Has anyone looked at the cover of Muscle & Fitness magazine, or Ironman magazine, or Muscle Mag and wondered “Why in God’s name can’t I look like that?” You’ve seen the covers with some of the biggest names in bodybuilding: Arnold Schwarzenegger in his glory days, Ronnie Coleman, Lee Haney, Lou Ferrigno, Kevin Levrone, Flex Wheeler, and more. When you see these IFBB (International Federation of Bodybuilding) pro covers, you get encouraged and discouraged all at the same time. It’s totally true, these men have AMAZING physiques. But you shouldn’t be comparing yourself to these pros for several reasons.
REASON NUMBER ONE: MOST OF THESE COVER-GRACING, BODYBUILDING PROS ARE NOT NATURAL
Though I didn’t really believe it when I first started training, many of these guys are using steroids, human growth hormone, or some other type of body altering/muscle enhancing drug. That’s part of the reason they look a big and as ripped as the do. When I say part of the reason, I do mean part of the reason. It takes an insane amount of training for these men to get to this level, but hard work alone doesn’t give these guys the edge they need to be champions time after time after time.
If you don’t believe me. Here is a great example. I found this video on YouTube of Ronnie Coleman when he was still doing natural training. Yes he’s still big, but it’s a markedly different type look that juiced-up Ronnie:
REASON NUMBER TWO: BODYBUILDERS EAT TO LIVE
Don’t get too bent out of shape that you don’t look exactly like the guys on the covers. This is their full-time job. For the top people, it’s how they put food on the table. They eat, drink, sleep, and crap bodybuilding. Many of the pros eat between 10 and 12 meals a day. That alone is something that would be hard for most average people to do. Sure it could be done, but it would take quite a bit of effort to make it happen consistently.

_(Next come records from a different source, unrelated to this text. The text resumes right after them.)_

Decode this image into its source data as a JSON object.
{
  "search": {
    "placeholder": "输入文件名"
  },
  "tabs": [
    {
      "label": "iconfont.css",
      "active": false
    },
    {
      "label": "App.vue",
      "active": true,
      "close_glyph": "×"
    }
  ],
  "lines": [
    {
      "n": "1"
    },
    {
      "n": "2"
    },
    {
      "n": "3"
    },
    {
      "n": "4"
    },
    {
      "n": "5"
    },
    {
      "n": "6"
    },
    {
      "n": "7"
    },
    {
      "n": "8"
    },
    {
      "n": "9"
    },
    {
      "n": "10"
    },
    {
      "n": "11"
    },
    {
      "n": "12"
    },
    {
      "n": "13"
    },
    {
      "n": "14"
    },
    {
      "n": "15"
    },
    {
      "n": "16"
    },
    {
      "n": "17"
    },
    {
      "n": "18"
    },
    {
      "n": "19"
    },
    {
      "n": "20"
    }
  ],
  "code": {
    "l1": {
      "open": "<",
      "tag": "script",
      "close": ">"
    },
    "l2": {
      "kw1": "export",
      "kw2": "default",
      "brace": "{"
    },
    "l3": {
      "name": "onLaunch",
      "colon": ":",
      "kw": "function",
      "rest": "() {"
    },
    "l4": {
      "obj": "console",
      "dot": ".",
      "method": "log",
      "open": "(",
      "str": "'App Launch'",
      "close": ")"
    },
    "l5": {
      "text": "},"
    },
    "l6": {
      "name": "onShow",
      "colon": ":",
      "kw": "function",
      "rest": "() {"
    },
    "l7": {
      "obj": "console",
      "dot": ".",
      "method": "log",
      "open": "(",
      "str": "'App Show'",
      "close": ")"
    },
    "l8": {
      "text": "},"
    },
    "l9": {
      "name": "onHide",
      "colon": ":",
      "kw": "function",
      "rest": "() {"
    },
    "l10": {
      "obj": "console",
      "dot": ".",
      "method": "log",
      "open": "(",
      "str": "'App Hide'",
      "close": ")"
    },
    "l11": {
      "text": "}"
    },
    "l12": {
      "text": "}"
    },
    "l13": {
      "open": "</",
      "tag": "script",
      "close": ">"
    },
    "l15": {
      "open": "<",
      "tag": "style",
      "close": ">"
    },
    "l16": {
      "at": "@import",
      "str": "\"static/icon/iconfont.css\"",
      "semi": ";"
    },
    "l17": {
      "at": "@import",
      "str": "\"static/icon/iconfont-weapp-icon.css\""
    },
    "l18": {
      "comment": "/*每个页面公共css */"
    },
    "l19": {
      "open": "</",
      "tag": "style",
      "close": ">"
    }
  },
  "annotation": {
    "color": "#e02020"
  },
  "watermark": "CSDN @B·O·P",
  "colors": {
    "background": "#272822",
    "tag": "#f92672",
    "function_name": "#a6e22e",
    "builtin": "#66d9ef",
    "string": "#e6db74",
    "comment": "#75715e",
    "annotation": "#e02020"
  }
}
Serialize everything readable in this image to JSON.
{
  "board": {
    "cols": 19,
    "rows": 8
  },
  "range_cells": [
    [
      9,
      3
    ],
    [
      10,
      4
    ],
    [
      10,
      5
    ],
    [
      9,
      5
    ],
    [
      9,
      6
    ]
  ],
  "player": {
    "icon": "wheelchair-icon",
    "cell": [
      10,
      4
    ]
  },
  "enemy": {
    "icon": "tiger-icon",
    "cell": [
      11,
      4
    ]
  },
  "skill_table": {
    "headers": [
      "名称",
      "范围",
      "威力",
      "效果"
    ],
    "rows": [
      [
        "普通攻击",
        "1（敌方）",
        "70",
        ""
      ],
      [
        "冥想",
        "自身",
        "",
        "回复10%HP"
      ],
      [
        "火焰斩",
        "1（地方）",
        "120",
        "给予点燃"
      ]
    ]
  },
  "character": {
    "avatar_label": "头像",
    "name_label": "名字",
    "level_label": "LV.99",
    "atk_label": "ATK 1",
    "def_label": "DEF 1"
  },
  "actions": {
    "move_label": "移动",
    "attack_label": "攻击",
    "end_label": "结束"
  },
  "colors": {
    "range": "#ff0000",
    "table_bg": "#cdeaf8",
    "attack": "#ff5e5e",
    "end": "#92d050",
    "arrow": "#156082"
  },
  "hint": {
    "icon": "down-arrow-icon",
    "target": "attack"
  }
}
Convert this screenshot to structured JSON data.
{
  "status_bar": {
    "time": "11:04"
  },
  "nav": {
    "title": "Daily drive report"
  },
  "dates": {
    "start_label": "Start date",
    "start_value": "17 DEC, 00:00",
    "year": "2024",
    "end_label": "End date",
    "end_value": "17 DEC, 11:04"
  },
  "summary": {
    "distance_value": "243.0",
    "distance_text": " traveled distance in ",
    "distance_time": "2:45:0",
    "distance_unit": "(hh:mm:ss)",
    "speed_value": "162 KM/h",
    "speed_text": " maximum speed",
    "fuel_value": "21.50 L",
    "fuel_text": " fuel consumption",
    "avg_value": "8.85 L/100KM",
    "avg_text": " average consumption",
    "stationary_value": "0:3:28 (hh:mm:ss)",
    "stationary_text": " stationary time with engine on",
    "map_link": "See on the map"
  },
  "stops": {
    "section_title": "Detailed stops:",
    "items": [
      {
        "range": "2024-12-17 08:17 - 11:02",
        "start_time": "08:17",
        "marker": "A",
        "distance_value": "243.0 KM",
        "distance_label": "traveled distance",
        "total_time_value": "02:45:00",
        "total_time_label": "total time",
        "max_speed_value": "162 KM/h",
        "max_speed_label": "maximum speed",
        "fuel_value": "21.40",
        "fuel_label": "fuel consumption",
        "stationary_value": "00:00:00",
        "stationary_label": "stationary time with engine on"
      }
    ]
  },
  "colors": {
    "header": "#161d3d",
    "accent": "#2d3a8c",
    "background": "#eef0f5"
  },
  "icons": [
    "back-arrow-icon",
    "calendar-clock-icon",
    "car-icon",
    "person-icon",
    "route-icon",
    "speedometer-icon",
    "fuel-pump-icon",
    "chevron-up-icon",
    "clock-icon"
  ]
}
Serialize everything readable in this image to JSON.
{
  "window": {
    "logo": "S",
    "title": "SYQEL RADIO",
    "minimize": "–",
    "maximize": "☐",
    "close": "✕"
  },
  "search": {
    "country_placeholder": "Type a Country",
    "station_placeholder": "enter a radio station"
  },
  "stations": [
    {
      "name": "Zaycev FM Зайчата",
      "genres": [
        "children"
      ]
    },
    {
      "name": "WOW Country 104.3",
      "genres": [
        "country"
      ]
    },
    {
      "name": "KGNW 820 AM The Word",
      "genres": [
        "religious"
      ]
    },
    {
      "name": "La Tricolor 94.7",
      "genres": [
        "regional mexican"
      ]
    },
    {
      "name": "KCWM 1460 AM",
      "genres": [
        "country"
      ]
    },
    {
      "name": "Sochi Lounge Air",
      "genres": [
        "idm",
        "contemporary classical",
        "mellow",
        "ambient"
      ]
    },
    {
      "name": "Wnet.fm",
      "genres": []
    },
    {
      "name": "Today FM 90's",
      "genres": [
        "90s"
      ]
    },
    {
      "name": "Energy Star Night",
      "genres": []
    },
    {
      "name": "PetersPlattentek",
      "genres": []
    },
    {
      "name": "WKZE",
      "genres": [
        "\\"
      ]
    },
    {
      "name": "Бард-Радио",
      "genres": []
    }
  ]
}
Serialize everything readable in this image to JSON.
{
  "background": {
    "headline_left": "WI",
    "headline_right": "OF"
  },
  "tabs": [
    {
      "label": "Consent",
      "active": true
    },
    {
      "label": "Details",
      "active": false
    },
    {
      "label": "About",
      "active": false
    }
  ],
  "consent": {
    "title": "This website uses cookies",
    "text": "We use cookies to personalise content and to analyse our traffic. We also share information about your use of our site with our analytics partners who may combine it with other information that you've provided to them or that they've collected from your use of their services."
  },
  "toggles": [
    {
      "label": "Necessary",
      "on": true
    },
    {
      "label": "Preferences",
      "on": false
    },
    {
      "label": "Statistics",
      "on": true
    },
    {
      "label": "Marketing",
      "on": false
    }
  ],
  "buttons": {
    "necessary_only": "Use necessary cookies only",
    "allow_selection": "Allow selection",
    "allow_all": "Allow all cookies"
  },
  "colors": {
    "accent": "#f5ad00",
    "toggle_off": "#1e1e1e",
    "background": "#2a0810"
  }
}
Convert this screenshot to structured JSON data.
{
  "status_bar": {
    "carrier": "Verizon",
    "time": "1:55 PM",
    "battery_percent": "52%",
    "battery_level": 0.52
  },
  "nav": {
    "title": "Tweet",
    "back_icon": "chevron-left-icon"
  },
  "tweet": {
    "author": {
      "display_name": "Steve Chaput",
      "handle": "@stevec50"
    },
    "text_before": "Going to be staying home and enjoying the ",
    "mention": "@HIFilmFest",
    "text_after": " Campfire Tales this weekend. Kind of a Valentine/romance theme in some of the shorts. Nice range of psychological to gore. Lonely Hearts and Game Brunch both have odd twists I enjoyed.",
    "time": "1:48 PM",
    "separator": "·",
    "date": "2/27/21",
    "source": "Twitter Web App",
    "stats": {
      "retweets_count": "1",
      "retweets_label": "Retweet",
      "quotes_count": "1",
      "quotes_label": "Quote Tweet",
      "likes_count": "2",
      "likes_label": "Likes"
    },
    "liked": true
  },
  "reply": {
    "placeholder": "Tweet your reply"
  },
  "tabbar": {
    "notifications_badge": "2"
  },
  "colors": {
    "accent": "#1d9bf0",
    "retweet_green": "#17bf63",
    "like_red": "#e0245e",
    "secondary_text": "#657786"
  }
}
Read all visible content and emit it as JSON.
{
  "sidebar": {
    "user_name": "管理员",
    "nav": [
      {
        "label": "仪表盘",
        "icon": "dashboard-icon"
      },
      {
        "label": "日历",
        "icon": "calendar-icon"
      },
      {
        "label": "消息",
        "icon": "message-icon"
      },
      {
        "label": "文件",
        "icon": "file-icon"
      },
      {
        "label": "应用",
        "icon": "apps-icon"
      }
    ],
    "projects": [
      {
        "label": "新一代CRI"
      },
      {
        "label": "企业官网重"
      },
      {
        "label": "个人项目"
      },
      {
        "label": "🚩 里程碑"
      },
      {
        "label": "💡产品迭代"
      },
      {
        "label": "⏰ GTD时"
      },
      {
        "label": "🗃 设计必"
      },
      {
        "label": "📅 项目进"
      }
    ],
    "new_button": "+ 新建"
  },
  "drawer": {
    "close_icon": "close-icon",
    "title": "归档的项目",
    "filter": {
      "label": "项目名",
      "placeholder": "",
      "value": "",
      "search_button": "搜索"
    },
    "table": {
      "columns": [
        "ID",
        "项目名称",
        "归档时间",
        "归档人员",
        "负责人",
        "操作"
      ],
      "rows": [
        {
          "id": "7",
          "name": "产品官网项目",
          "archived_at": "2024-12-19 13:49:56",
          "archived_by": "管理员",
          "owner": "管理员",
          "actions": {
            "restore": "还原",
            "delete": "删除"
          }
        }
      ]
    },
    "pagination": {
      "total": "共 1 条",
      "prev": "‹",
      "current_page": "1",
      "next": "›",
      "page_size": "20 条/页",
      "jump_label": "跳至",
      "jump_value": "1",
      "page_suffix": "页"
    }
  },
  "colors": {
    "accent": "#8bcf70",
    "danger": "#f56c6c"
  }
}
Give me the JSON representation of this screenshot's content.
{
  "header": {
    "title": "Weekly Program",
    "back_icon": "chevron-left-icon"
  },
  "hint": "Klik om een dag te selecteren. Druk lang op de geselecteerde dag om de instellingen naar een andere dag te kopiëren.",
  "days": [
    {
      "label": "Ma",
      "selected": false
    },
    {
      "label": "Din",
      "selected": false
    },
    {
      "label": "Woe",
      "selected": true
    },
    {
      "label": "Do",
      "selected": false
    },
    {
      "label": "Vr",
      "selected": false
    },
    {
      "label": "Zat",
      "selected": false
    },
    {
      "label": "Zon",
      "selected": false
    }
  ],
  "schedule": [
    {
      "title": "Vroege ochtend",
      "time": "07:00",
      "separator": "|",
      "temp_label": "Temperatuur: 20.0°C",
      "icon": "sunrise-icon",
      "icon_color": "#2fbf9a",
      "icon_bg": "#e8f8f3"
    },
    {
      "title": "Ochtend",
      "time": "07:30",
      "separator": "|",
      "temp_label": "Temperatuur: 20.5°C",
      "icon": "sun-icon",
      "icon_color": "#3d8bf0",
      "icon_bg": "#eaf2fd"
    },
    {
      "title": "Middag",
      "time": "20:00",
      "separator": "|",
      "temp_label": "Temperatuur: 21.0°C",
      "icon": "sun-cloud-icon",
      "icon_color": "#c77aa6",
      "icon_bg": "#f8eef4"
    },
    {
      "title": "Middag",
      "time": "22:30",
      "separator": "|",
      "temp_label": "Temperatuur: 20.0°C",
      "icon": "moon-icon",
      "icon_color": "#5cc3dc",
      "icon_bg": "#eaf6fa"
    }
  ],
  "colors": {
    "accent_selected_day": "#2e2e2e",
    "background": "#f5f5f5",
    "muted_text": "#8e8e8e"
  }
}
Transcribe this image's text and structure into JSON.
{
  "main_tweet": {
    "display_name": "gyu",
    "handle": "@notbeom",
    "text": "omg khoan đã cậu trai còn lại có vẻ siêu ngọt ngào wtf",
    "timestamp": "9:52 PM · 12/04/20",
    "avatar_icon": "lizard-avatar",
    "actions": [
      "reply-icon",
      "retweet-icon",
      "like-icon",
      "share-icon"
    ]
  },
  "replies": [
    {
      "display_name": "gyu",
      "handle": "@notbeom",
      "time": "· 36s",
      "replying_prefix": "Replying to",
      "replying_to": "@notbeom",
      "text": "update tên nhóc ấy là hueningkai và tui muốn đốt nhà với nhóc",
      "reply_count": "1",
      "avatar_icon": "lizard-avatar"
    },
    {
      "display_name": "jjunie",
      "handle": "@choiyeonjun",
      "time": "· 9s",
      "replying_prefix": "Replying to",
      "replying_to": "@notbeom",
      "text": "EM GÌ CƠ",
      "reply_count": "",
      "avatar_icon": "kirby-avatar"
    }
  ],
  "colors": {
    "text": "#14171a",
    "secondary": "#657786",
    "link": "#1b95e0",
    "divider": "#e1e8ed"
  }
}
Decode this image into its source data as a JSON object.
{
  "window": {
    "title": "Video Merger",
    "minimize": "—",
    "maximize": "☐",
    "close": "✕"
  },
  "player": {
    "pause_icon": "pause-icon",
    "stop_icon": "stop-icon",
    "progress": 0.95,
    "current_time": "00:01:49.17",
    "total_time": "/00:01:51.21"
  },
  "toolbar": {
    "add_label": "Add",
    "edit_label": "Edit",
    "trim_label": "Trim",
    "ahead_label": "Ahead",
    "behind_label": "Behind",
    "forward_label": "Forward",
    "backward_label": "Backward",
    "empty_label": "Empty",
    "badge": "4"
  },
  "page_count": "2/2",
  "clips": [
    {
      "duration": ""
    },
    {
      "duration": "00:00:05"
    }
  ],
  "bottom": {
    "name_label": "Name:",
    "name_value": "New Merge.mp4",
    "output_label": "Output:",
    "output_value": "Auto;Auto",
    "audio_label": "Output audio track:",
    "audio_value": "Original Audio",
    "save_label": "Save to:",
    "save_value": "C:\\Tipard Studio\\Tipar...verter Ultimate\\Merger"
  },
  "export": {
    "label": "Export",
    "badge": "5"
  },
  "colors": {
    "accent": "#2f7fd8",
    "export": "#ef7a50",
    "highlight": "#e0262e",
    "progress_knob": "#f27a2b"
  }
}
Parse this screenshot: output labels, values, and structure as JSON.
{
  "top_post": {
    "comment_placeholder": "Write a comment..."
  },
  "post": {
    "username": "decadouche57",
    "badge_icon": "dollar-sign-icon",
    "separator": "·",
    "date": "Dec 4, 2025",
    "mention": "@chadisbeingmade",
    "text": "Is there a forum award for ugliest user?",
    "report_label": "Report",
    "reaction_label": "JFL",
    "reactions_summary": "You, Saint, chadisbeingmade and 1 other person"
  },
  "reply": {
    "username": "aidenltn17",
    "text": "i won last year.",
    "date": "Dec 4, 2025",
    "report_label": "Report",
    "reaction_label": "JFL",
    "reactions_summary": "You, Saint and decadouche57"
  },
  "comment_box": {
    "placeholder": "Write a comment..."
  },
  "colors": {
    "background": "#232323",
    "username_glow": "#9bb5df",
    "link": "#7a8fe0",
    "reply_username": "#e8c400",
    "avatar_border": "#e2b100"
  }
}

REASON NUMBER THREE: IT’S TOUGH TO MAINTAIN ALL OF THAT MASS LONG-TERM
Becoming a bodybuilder takes work, and so to does maintaining all of the muscle that comes with it. Reason number three is a bit more subjective, because tough is relative.
I would much rather get into a firm, low-fat shape (like a Bruce Lee) and be able to maintain it for the rest of my life. Rarely if ever do you find bodybuilders who are still in great shape 15-25 years after their competition days have ended. Yes, there are exceptions to the rule: Lou Ferrigno is still in great shape, Lee Labrada is in amazing shape, and so is Lee Haney (maybe your if your name starts with an L you have a better chance of successfully pulling it off). But how many 70 year olds do you know who are walking around at IFBB pro size? I can’t think of any. Don’t get me wrong, pro bodybuilders deserve all the credit and respect in the world, they’re hard workers and they devote everything to something they’re truly passionate about. What more can you really ask for?
The only ones who should really compare themselves to the pros are those whose goal is to become a professional bodybuilder.
I think the average person should admire these guys, but realistically. When you look at a magazine cover, and see every little, muscular striation of a pro bodybuilder’s frame, or see more cuts than a Thanksgiving Turkey try to keep it all in perspective.
Yes you can ripped, EXTREMELY ripped, but do it on your own terms, in a way that you can be proud of, in a way that suits you personal fitness needs.